Habitual negative thinking and the emotions it invokes is, like many chronic and destructive behaviors, a form of addiction.
An old acquaintance of mine recently wrote an article about positive thinking—a subject that is often misunderstood. For many years I, like many people on the personal-development path, believed that by writing down and repeating affirmations (positive statements written in the present tense as if they were already true), I would think more positively and the changes I sought would happen automatically. I hung these inspiring statements all over my house, memorized them, and repeated them out loud, sometimes as much as 100 times a day. But it seemed that no matter how many times I said them, the changes I hoped to achieve eluded me.
It would be nearly 20 years before I finally realized that while affirmations are a powerful tool for clarifying and focusing on what you want, taking action is required to achieve it. Positive action generates positive thinking, which generates more positive action and positive thinking. Positive action and thinking are a choice, a choice that can be challenging, especially for people who have experienced much suffering and pain in their lives—but it’s still a choice.
For example, you feel lonely and sad, but instead of wallowing in your gloom and doom, you do something positive. Maybe you take a Zoom yoga class, bake muffins for a neighbor, or go out for a walk—something that redirects your thoughts and produces a more positive experience rather than sitting home alone eating cookies and feeling sorry for yourself.
Chronic negative thinking and the emotions it produces is, like many destructive behaviors, a form of addiction.
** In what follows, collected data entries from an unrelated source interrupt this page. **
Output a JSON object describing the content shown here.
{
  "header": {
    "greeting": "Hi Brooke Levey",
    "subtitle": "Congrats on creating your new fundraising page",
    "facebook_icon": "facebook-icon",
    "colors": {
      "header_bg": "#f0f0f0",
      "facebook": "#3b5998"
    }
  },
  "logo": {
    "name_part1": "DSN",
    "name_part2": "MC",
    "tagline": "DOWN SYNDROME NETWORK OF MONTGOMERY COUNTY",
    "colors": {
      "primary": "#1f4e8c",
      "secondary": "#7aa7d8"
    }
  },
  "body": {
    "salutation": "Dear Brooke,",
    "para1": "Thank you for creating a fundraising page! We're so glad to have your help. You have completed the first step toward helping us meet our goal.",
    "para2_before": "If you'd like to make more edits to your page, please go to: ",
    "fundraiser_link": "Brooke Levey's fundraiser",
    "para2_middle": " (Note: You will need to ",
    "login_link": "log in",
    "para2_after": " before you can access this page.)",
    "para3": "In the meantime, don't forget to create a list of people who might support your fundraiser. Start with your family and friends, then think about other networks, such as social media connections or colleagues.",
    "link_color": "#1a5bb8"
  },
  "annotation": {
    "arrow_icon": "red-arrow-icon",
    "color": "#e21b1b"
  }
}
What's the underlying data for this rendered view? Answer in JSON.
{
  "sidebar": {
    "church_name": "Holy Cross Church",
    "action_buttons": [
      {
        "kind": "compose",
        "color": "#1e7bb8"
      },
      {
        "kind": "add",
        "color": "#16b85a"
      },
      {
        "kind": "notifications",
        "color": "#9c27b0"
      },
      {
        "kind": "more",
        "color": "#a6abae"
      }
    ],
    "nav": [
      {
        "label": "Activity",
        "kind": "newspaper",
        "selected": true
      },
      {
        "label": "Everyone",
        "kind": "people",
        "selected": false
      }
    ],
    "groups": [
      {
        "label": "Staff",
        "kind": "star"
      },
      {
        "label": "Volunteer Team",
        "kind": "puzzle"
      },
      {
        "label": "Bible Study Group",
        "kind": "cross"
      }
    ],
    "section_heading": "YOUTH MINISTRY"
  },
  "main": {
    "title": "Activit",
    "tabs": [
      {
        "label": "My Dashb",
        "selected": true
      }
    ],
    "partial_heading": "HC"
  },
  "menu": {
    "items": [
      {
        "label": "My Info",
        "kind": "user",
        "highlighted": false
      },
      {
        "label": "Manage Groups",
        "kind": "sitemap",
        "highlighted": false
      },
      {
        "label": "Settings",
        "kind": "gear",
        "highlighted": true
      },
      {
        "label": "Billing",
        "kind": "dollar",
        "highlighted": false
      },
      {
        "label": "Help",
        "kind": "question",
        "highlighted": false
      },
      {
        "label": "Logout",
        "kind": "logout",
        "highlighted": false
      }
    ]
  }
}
People become addicted to habitual, “gloom and doom” thoughts, as well as to the emotions they produce—such as fear, sadness, or anger. It becomes their comfort zone—it may not be very pleasant, but it’s familiar and therefore comfortable.
To break this self-defeating addiction, you have to first understand its roots (almost always found in your life conditioning), and consciously change your behaviors and actions to ones that create more positive results. Over time, you’ll build a string of positive experiences that solidifies a new internal reference point, and makes more positive thinking and feeling your new default way of being.